I suppose I am using LWP::Simple::get incorrectly, but I am at my wit's end as to how to correct it. My first try was a simple
perl -e 'use LWP::Simple; print get("http://localhost/wtf.txt");'
, but that did not work. wtf.txt
contains a single UTF-8-encoded character u+00f6
(i.e. ö
). Using wget
and xxd
I made sure that the HTTP server sends the correct header line Content-Type: text/plain; charset=utf-8
and that the content is as expected. But the above perl code instead returns u+00f6
as ISO-8859-1-encoded.
I thought that this is a simple encoding issue with a simple fix, but digging deeper I found it to be not quite as straightforward as I had hoped.
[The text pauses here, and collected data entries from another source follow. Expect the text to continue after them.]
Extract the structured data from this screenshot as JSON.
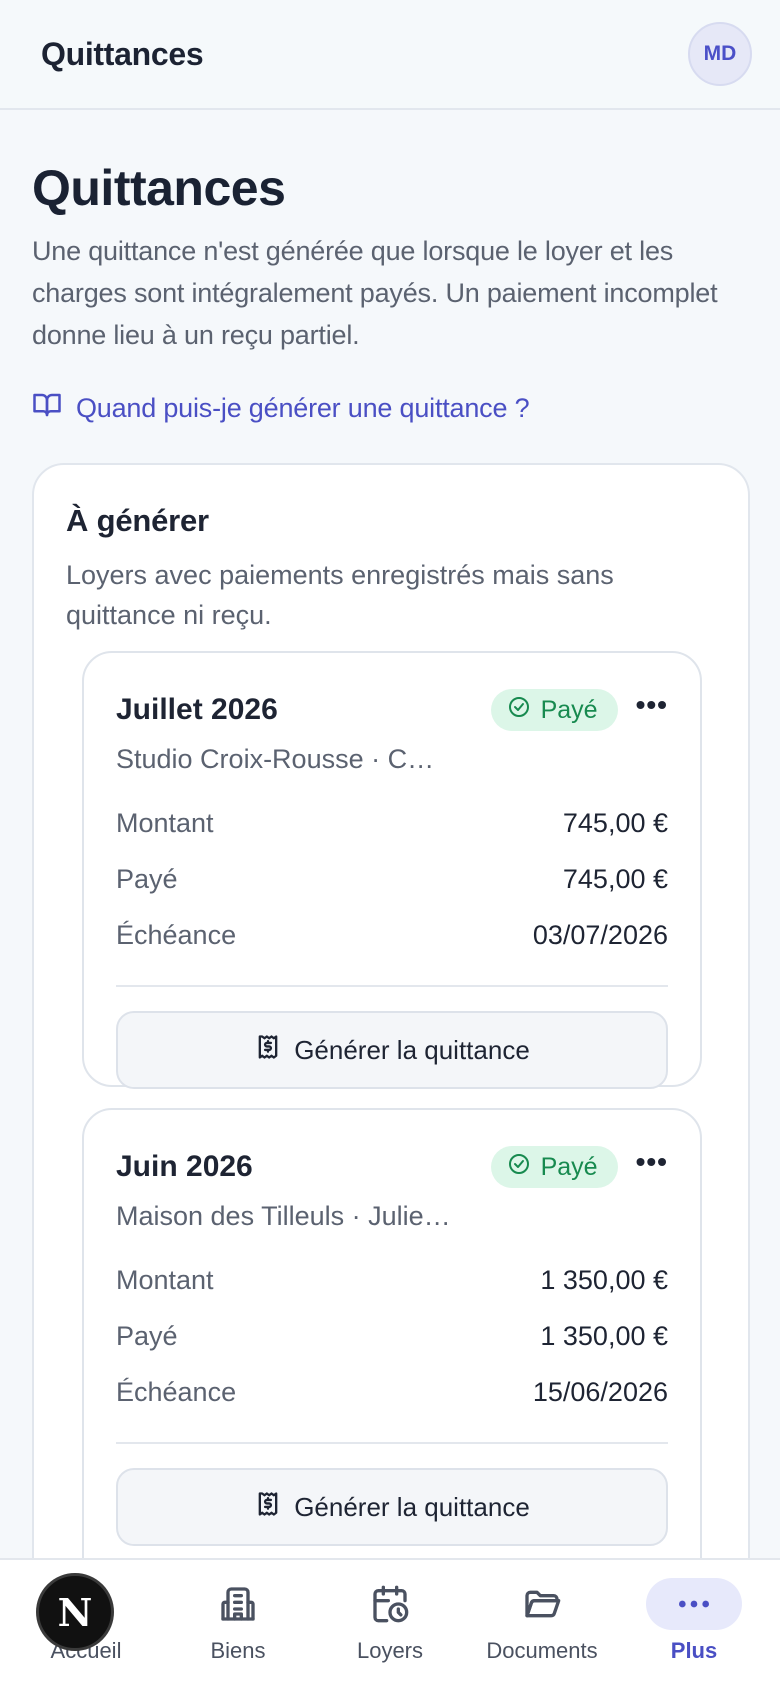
{
  "header": {
    "title": "Quittances",
    "avatar_initials": "MD"
  },
  "page": {
    "title": "Quittances",
    "description": "Une quittance n'est générée que lorsque le loyer et les charges sont intégralement payés. Un paiement incomplet donne lieu à un reçu partiel.",
    "help_link": "Quand puis-je générer une quittance ?"
  },
  "section": {
    "title": "À générer",
    "description": "Loyers avec paiements enregistrés mais sans quittance ni reçu."
  },
  "cards": [
    {
      "month": "Juillet 2026",
      "property": "Studio Croix-Rousse · C…",
      "status": "Payé",
      "rows": [
        {
          "label": "Montant",
          "value": "745,00 €"
        },
        {
          "label": "Payé",
          "value": "745,00 €"
        },
        {
          "label": "Échéance",
          "value": "03/07/2026"
        }
      ],
      "action": "Générer la quittance"
    },
    {
      "month": "Juin 2026",
      "property": "Maison des Tilleuls · Julie…",
      "status": "Payé",
      "rows": [
        {
          "label": "Montant",
          "value": "1 350,00 €"
        },
        {
          "label": "Payé",
          "value": "1 350,00 €"
        },
        {
          "label": "Échéance",
          "value": "15/06/2026"
        }
      ],
      "action": "Générer la quittance"
    }
  ],
  "nav": {
    "items": [
      {
        "label": "Accueil",
        "icon": "home-icon"
      },
      {
        "label": "Biens",
        "icon": "building-icon"
      },
      {
        "label": "Loyers",
        "icon": "calendar-clock-icon"
      },
      {
        "label": "Documents",
        "icon": "folder-icon"
      },
      {
        "label": "Plus",
        "icon": "more-horizontal-icon"
      }
    ],
    "active": "Plus",
    "dev_badge": "N"
  },
  "colors": {
    "accent": "#4a4fc4",
    "paid_bg": "#dcf6e8",
    "paid_text": "#178a4f",
    "background": "#f5f8fb"
  }
}
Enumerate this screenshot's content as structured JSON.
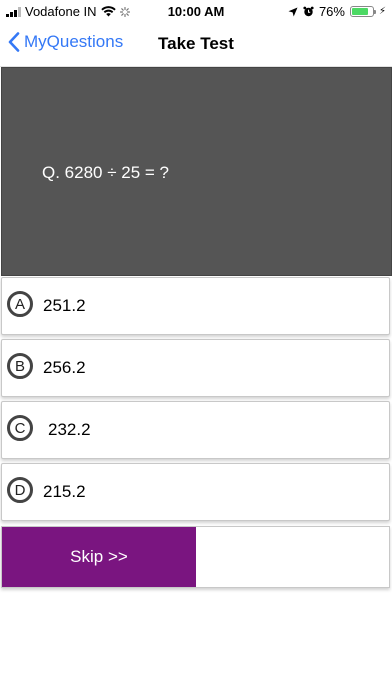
{
  "status_bar": {
    "carrier": "Vodafone IN",
    "time": "10:00 AM",
    "battery": "76%",
    "battery_level": 0.76
  },
  "nav": {
    "back_label": "MyQuestions",
    "title": "Take Test"
  },
  "question": {
    "text": "Q. 6280 ÷ 25 = ?"
  },
  "options": [
    {
      "letter": "A",
      "value": "251.2"
    },
    {
      "letter": "B",
      "value": "256.2"
    },
    {
      "letter": "C",
      "value": "232.2"
    },
    {
      "letter": "D",
      "value": "215.2"
    }
  ],
  "skip": {
    "label": "Skip >>"
  },
  "colors": {
    "accent": "#3478f6",
    "question_bg": "#555555",
    "skip_bg": "#7a1580"
  }
}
I created a second file wtf2.txt
with the single UTF-8-encoded character u+30e4
(i.e. ヤ
) and fetched both with the following perl code:
#!/usr/bin/perl
use LWP::Simple;
$wtf=get("http://localhost/$ARGV[0]");
$wtf2=pack("H*",unpack("H*",$wtf));
print $wtf;
print "\n";
print $wtf2;
print "\n$wtf\n$wtf2\n";
print (unpack("H*",$wtf)."\n");
When fetching wtf.txt
, this code writes 4 times u+00f6
in its ISO-8859-1-encoded form, followed by f6
(its ISO-8859-1-encoded form in hex). Up to here, everything is as before. But when fetching wtf2.txt
, this code writes u+30e4
in its UTF-8-encoded form, followed by u+00e4
(i.e. ä
) in ISO-8859-1, u+30e4
in UTF-8, u+00e4
in UTF-8, e4
(ISO-8859-1 of u+00e4
in hex).
Given that u+30e4
and u+00e4
have nothing to do with each other apart from the latter being a bitmasked/truncated version of the former, I expect that not only re-encoding happens inside LWP::Simple, but also some truncating. I'm inclined to file a bug report to LWP::Simple, but I'm still hoping for a simple fix and/or an explanation.
By the way, none of the described issues occur if I replace the second and third line with $wtf=<>;
and simply read the files from stdin
instead of fetching them via LWP::Simple::get.
I tested this using perl 5.14.2 and libwww 6.04 on Debian 7.